Le friselle, frise o frisedde sono panini biscottati di forma generalmente tonda con un buco centrale e una superficie rugosa e irregolare per accogliere i vari condimenti.

La tradizione vuole che le friselle siano state portate da Enea sbarcando a Porto Badisco.

La frisella può essere di grano duro o d’orzo, è cotta in forno, possibilmente a legna, quindi tagliata a metà e poi ripassata in forno per raggiungere una consistenza estremamente croccante e asciutta.

Il prodotto si mantiene a lungo, se al riparo dall’umidità e proprio la sua bassa deperibilità spiega la larga diffusione che ebbe nel passato come alimento adatto ai lunghi viaggi, inoltre, trattandosi di un pane particolarmente grezzo, la frisella era scelta dai ceti più poveri come alimento economico.

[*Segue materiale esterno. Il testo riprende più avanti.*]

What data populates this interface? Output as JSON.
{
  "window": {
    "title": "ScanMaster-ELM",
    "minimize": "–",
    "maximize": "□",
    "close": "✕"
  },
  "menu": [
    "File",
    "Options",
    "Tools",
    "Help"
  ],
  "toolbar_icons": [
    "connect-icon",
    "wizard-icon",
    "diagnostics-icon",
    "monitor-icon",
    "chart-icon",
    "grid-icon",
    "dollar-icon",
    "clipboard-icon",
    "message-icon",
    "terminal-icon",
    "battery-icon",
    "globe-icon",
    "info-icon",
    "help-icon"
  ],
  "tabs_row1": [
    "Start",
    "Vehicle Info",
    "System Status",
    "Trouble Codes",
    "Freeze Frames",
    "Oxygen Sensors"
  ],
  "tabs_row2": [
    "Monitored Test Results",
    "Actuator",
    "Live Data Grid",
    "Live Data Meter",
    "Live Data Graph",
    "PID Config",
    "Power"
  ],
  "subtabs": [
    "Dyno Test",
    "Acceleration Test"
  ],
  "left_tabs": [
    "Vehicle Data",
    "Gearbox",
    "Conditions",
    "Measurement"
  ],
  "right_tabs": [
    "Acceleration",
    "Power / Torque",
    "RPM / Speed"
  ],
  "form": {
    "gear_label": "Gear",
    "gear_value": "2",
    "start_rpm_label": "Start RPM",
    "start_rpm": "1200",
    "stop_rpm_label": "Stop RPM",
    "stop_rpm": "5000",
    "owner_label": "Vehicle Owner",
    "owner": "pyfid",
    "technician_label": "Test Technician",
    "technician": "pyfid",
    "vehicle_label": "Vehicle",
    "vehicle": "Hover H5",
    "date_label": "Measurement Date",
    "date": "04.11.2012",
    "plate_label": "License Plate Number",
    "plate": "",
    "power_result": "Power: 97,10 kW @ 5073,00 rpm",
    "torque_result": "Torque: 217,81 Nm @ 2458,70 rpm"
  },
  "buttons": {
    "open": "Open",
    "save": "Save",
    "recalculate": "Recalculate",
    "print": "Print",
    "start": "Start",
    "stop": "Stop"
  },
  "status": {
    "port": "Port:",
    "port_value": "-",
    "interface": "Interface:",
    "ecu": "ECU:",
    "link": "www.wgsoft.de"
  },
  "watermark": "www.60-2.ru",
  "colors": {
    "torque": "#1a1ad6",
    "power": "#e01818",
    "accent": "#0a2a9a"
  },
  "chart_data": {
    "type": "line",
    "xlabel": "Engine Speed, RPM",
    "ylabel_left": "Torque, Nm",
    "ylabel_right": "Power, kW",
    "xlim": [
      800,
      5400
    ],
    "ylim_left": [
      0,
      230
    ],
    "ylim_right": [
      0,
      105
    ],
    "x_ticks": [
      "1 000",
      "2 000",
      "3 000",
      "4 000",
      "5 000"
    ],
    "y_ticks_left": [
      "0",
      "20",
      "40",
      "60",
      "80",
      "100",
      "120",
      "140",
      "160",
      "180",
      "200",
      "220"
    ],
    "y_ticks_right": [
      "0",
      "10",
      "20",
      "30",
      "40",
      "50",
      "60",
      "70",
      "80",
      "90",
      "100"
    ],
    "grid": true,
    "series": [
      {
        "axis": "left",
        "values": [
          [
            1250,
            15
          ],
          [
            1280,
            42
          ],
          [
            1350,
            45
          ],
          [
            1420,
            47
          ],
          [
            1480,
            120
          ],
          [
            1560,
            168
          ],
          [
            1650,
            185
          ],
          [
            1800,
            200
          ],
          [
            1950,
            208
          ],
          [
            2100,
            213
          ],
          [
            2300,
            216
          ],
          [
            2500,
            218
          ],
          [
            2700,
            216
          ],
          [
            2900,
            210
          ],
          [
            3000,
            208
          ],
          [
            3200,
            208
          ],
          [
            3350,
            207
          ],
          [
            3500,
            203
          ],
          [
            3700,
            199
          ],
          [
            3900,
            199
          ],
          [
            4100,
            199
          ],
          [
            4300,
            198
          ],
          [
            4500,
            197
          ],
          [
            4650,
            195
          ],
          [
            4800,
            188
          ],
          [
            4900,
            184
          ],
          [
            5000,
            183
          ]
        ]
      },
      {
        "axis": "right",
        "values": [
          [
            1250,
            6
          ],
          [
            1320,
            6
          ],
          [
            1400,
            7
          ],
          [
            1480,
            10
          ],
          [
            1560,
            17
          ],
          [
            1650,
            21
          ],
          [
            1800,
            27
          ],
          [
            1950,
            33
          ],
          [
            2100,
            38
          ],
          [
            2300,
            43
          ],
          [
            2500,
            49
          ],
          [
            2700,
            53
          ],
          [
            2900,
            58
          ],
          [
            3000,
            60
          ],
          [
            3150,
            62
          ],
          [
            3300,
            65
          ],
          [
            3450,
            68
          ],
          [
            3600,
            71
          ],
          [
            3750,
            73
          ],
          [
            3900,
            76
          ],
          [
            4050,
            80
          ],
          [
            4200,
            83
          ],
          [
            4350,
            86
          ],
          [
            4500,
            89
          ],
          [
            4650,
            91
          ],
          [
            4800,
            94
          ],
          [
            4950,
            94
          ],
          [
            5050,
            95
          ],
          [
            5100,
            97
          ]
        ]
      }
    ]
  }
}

Per tradizione, la frisella si prepara bagnandola in acqua e aceto, questo procedimento viene chiamato “sponzare la frisa”, le proporzioni dell’acqua e dell’aceto e del tempo di esposizione dipendono dai gusti personali, successivamente si condisce con olio extravergine, pomodori, sale e origano, ma le varianti alla preparazione tradizionale non mancano.

L’utilizzo di farine, tutt’altro che raffinate, esalta al meglio gli ingredienti impiegati.

Le occasioni per gustare le innumerevoli proposte locali non mancano, in Puglia non c’è sagra che non proponga la degustazione di friselle insieme a un ottimo vino locale.